Padahal silaturahmi bisa menjadi sarana mendekatkan diri kepada Allah SWT. “Barang siapa yang ingin diluaskan rezekinya dan ingin dipanjangkan umurnya, maka hendaklah ia bersilaturahmi.” (HR. Bukhari)
Baca juga tulisan ini yuk: Sesuatu yang Lepas dari Genggaman, Terkadang Tidak Benar-benar Hilang
Penutup
Saya pernah menjalani masa-masa indah bekerja. Punya teman setim yang kompak, atasan yang pengertian, serta kesempatan workliday ke beberapa daerah di Indonesia, bahkan ke mancanegara.
Namun, pada akhirnya hidup adalah tentang pilihan. Saya memilih resign karena ada hal-hal yang tidak bisa saya lakukan sambil bekerja di ranah publik.
Menjadi ibu bekerja pasti memiliki tantangan tersendiri. Demikian pula menjadi ibu di rumah, tidak selalu mudah. Menurut saya, ibu di rumah malah lebih rentan stres.

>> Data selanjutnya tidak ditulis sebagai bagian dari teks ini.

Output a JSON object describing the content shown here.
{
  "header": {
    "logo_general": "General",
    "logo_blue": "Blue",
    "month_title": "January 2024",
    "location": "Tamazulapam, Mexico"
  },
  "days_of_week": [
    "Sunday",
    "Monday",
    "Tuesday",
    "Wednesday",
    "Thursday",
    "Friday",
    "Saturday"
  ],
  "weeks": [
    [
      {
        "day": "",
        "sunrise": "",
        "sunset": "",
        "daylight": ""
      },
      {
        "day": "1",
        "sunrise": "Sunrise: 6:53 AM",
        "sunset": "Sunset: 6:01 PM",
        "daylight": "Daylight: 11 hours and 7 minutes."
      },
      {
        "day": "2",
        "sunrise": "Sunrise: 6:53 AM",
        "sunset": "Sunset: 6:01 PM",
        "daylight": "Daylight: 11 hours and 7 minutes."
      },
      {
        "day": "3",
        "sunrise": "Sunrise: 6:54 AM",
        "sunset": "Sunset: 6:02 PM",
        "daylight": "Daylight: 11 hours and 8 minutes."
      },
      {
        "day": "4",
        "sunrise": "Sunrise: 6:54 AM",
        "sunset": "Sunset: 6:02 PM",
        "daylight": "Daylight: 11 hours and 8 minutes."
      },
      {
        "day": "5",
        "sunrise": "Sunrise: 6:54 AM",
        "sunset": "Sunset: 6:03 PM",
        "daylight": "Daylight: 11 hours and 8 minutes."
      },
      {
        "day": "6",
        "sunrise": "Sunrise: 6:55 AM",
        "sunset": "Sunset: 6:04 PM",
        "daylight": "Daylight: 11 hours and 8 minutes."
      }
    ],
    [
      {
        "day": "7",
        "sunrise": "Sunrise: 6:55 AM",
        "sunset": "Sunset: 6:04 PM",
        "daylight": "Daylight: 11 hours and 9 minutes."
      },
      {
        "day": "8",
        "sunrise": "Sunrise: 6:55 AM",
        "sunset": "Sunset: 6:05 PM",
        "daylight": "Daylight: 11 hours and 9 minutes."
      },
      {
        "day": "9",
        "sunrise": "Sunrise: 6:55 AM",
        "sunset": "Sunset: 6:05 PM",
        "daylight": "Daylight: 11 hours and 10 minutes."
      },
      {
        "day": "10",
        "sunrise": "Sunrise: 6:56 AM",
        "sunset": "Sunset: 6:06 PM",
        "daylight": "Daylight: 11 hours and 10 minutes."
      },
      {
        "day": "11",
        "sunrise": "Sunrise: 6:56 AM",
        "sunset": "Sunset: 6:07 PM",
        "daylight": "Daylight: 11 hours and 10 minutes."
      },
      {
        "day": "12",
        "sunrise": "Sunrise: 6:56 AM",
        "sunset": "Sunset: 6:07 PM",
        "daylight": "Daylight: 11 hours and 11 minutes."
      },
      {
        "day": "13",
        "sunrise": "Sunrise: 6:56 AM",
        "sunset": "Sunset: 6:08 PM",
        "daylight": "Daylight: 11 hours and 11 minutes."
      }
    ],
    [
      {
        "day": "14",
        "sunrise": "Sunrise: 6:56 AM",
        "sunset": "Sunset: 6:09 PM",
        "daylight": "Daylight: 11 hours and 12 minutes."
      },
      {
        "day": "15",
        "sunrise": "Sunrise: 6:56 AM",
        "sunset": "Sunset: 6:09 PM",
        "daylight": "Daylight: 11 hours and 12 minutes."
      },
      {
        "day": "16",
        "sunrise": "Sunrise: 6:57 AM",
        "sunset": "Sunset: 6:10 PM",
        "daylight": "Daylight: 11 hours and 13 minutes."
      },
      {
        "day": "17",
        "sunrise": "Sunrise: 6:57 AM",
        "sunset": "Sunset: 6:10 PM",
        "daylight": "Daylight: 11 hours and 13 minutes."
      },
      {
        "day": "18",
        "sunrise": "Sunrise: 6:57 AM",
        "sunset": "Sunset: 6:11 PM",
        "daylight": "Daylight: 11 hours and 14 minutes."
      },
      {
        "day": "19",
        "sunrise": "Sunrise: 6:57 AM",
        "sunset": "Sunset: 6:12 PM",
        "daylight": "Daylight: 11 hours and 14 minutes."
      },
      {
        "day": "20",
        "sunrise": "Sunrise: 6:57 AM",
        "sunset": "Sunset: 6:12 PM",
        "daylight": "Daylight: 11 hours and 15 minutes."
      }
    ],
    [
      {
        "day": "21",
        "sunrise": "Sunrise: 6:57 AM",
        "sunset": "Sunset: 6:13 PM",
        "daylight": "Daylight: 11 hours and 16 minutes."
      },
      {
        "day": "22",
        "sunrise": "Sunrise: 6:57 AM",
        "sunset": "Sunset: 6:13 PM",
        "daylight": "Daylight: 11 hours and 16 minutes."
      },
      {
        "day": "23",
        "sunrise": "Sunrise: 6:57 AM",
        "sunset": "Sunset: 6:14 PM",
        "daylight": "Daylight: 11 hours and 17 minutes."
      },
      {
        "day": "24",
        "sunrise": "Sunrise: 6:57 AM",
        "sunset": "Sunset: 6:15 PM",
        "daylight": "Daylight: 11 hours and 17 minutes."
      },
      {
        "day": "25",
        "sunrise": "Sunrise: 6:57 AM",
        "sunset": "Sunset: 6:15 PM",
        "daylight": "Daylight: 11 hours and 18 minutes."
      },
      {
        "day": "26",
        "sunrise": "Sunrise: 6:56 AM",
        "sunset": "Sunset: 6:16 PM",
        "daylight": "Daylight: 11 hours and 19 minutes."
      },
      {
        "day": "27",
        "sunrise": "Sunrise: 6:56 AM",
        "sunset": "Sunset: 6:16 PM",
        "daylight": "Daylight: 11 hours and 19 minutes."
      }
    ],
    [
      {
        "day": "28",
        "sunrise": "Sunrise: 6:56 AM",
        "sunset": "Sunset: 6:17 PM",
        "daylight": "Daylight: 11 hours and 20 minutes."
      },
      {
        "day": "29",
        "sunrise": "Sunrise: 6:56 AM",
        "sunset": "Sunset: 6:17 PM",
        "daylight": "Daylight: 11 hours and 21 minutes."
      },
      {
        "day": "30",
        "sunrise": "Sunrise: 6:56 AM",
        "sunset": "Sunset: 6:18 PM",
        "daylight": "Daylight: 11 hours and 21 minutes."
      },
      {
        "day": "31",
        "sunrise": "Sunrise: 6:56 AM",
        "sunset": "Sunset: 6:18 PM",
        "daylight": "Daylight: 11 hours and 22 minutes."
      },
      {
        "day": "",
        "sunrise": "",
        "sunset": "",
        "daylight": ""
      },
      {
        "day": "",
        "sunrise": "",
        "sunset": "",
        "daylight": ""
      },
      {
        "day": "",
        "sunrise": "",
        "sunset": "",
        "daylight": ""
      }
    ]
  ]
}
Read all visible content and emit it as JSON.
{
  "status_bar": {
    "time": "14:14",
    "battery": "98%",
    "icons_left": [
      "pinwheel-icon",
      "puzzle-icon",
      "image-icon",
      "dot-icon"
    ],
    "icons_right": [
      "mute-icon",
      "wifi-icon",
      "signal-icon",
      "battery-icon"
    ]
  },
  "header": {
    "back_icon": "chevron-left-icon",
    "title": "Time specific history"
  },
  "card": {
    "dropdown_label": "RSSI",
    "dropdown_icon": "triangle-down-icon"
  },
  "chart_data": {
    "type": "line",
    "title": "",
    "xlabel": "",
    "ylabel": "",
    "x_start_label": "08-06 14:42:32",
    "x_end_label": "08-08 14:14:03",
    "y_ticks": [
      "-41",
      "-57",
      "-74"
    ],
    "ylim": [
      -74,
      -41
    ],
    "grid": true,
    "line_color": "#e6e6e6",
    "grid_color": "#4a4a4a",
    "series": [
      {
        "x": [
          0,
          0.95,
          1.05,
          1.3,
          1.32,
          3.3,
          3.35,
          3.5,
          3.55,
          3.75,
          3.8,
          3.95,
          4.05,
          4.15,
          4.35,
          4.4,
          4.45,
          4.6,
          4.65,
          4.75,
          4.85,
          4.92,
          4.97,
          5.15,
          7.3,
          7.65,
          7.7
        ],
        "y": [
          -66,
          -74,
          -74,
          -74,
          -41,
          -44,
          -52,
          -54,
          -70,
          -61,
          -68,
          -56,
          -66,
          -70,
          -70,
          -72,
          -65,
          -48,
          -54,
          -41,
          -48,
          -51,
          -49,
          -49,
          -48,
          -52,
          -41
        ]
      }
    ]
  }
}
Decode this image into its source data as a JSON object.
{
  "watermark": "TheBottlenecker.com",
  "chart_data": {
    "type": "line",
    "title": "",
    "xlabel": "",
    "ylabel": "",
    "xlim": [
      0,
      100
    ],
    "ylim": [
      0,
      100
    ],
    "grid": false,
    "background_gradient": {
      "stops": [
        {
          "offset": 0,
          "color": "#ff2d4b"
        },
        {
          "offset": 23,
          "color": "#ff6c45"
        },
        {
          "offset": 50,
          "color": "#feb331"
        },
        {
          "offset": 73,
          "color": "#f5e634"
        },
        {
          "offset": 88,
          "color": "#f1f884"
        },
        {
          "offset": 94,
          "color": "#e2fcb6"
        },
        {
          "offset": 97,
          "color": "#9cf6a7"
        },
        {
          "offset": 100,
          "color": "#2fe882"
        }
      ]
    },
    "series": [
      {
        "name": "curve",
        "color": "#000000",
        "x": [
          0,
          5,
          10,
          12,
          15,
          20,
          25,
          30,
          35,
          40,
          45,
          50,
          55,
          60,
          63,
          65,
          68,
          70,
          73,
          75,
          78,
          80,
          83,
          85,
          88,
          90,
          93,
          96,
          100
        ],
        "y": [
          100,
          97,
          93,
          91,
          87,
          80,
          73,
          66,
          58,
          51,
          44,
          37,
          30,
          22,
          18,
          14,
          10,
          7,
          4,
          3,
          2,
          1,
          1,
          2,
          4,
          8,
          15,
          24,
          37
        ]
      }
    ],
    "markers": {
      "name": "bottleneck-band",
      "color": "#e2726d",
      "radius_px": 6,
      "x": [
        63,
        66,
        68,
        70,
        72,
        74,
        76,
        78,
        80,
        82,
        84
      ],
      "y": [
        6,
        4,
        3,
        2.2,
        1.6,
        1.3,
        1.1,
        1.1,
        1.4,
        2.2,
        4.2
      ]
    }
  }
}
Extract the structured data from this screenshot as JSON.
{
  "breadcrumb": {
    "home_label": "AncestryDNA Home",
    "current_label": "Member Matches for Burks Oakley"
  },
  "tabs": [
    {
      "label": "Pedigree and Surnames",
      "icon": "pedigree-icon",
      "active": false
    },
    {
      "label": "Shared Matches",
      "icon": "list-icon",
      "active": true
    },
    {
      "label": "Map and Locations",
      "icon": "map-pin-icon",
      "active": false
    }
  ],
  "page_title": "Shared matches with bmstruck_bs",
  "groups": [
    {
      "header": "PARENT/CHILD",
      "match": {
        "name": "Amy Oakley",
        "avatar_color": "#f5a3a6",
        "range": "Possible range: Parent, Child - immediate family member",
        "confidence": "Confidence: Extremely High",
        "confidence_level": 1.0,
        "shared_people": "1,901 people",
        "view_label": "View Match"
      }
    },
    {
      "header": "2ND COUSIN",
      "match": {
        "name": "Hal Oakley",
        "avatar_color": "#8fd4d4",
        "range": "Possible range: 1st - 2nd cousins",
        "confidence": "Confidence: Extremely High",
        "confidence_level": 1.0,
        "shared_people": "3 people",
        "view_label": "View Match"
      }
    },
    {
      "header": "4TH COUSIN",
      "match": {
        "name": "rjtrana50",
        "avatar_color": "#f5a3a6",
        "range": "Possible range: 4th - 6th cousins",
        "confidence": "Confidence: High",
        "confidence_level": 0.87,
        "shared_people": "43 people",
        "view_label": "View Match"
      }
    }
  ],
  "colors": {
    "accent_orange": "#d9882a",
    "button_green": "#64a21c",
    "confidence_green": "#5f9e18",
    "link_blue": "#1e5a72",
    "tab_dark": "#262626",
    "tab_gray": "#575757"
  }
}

Dulu, kerja selelah apa pun akan mendapat gaji setiap tanggal 28. Gaji tuh menjadi hiburan bagi jiwa dan merupakan bentuk penghargaan. Nah, saat menjadi ibu di rumah, nggak ada yang menggaji. Suami memang memberi transferan tiap dirinya gajian, tapi sebagian besar untuk kebutuhan rumah dan anak-anak.
Lebih lelah? Pasti. Lha wong sebagian besar pekerjaan domestik dikerjakan sendiri. Belum lagi harus menjadi guru yang kesabarannya selalu diuji bagi anak-anak.
Hanya saja ini sementara. Saat anak-anak masih kecil, pasti terasa repot. Namun, kelak anak-anak akan besar. Tak perlu lagi mereka saya antar ke sana sini. Saya pun kian menua. Semoga di sisa umur ini, saya bisa berjuang sebaik-baiknya sebagai pribadi yang baik. Semoga lelah ini menjadi lillah.